8. Do the following:
(a) Explain the safety procedures for:
Using a propane or butane/propane stove
Using a liquid fuel stove
Proper storage of extra fuel.
(b) Discuss the advantages and disadvantages of different types of lightweight cooking stoves.
(c) Prepare a camp menu. Explain how the menu would differ from a menu for a backpacking or float trip. Give recipes and make a food list for your patrol. Plan two breakfasts, three lunches, and two suppers. Discuss how to protect your food against bad weather, animals, and contamination.
(d) While camping in the outdoors, cook at least one breakfast, one lunch, and one dinner for your patrol from the meals you have planned for requirement 8(c). At least one of those meals must be a trail meal requiring the use of a lightweight stove.
Counselor’s Advice:
(a), (b): The Camping Merit Badge pamphlet discusses all of these.
(c) You can use the troop menu planning form. Since two forms are needed for three days, the Troop 128 Patrol Leader’s Campout Planning Booklet (Oct. 2025) contains several forms.
(d) Notice that you must “cook” the three meals. Cooking means “to prepare for eating by applying heat.” American Heritage Dictionary, 2nd ed. Strive to learn more than how to boil water. Also:
The requirement does not say you have to cook all meals on the same campout.
One meal may be the meal you cooked for Second Class requirement 2e.
As the Cooking Merit Badge requirements explain in a note to requirement 3, no meal cooked for that merit badge may count toward Camping Merit Badge.
9. Show experience in camping by doing the following:
(a) Camp for at least 20 nights at designated Scouting activities or events. One long-term camping experience of up to six consecutive nights may be applied toward this requirement. Two nights may be counted toward the total for each additional long-term camping trip. Each night must be spent either under the sky, in a tent you have pitched yourself (if a tent is provided and already set up, you do not need to pitch your own), in a hammock that is safely strung outdoors, in a lean-to, or other three-sided shelter with an open front. Nights spent in indoor lock-in events, cabin camping, hotel stays, or other covered accommodations do not count toward the 20 nights.
(b) On any of these camping experiences, you must do TWO of the following, only with proper preparation and under qualified supervision.
(1) Hike up a mountain, gaining at least 1,000 vertical feet.
(2) Backpack, snowshoe, or cross-country ski for at least 4 miles.
(3) Take a bike trip of at least 15 miles or at least four hours.
(4) Take a nonmotorized trip on the water of at least four hours or 5 miles.
(5) Plan and carry out an overnight snow camping experience.
(6) Rappel down a rappel route of 30 feet or more.
(c) On any of these camping experiences, perform a conservation project approved by the landowner or land managing agency. This can be done alone or with others.
Counselor’s Advice:
(a) The changes to 9(a) resolve many of the questions regarding how to receive credit for multiple long term camping trips.

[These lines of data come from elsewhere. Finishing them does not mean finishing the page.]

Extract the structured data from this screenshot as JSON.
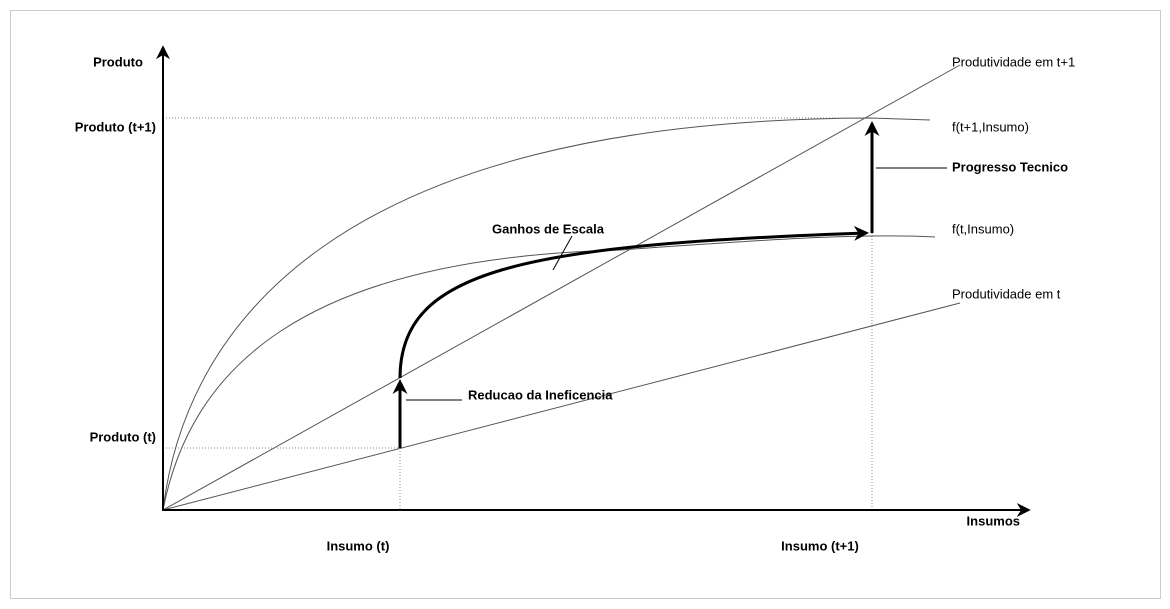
{
  "axes": {
    "y_label": "Produto",
    "x_label": "Insumos"
  },
  "y_marks": [
    "Produto (t+1)",
    "Produto (t)"
  ],
  "x_marks": [
    "Insumo (t)",
    "Insumo (t+1)"
  ],
  "curves": {
    "productivity_t1": "Produtividade em t+1",
    "f_t1": "f(t+1,Insumo)",
    "f_t": "f(t,Insumo)",
    "productivity_t": "Produtividade em t"
  },
  "annotations": {
    "progress": "Progresso Tecnico",
    "scale": "Ganhos de Escala",
    "inefficiency": "Reducao da Ineficencia"
  }
}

(b)(1) The official Goshen Scout Reservation map shows that from the Moore Trail on Lake Merriweather to Viewing Rock is 300 meters. Going to Jump Rock is 440 meters. Which satisfies the 1,000-feet requirement? Where should you go if you don’t start from the Moore Trail?
(c) A service project must involve conservation of natural resources. These are not always available, so double counting of service hours used for other advancement requirements might be allowed on a case-by-case basis. Guide to Advancement, at 24, § 4.2.3.6.
10. Discuss how the things you did to earn this badge have taught you about personal health and safety, survival, public health, conservation, and good citizenship. In your discussion, tell how Scout spirit and the Scout Oath and Scout Law apply to camping and outdoor ethics.
Counselor’s Advice:
This requirement cannot really be finished until you have completed the other nine requirements.